Oak Island man who worked on Air Force One remembers time with Queen Elizabeth II
"Whatever we thought a queen should be, she was that and more."
OAK ISLAND, NC (WWAY) — During Queen Elizabeth II’s reign, America had 14 presidents and the Queen personally met with all of them except Lyndon Johnson.
Howie Franklin works as the manager of the Cape Fear Regional Jetport in Oak Island. Before landing in Brunswick County, he worked alongside some of those presidents as the chief flight attendant on Air Force One; meeting countless movie stars, musicians, and monarchs — including Queen Elizabeth.
“I was one of the people that got to work with her when she visited the United States and Ronald Reagan and we traveled around the country with her,” Franklin said. “She was the most gracious lady. Whatever I imagined a great queen would be, she was.”
Gracious, polite, and most of all, human. Franklin says the Queen treated everyone as equals and shared laughs with President Reagan, like when the two road horses in California.

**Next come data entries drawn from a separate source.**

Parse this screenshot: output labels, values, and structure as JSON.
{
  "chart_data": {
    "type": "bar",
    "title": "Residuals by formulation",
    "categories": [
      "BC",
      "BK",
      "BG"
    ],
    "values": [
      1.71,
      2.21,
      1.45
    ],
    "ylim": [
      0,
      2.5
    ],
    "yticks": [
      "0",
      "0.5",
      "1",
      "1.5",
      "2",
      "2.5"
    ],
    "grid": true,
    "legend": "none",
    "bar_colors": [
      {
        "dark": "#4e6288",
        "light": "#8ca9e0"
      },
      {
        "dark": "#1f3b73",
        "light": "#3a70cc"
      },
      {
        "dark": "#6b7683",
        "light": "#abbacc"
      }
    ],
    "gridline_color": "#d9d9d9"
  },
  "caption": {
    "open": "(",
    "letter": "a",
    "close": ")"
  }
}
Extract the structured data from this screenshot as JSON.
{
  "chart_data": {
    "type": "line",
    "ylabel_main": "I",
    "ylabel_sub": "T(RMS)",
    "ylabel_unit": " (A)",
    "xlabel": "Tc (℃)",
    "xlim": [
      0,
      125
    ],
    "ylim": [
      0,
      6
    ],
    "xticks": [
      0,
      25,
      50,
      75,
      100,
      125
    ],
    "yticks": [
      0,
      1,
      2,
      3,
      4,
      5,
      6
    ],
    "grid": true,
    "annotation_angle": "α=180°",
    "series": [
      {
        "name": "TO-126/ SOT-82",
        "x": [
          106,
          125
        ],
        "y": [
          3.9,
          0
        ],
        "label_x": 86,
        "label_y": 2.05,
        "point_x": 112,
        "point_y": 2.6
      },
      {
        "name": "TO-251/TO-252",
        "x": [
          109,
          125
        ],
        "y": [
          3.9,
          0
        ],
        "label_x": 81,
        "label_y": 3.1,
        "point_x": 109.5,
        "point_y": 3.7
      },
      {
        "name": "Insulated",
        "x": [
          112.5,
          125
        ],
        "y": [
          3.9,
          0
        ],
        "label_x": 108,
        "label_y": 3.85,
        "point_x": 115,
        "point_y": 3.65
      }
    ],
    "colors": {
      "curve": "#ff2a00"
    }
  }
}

“I was told the Queen’s horse had an extended amount of gas, I mean a large amount of gas. This gracious lady, finally said to the president, ‘Oh, pardon me, Mr. President.’ He turned and said, ‘it’s okay, I thought it was the horse,'” Franklin laughed.
While traveling, Franklin says the airplanes were equipped with snacks like candy, fruit baskets, and velamints. He says the Queen was particularly fond of the velamints and they weren’t available in England at the time.
“When I got back [home] after the trip, my neighbor was a British girl who married an American Air Force gentleman. Her brother was on the Queen’s flight in England. She told her brother about me and he contacted her and said the Queen would like some velamints,” Franklin said. “I went to Ronald Reagan and said, ‘the Queen would like some velamints, can I send some to her?’ He said yes, but please don’t tell the press!”
The stories he could tell are endless and all positive. Just as the Queen was gracious, Franklin was grateful to work with her.
“It was everybody. The whole crew felt that way, the secret service, our passengers, our staff members. Whatever we thought a queen should be, she was that and more as far as her mannerisms and her attitude,” Franklin said.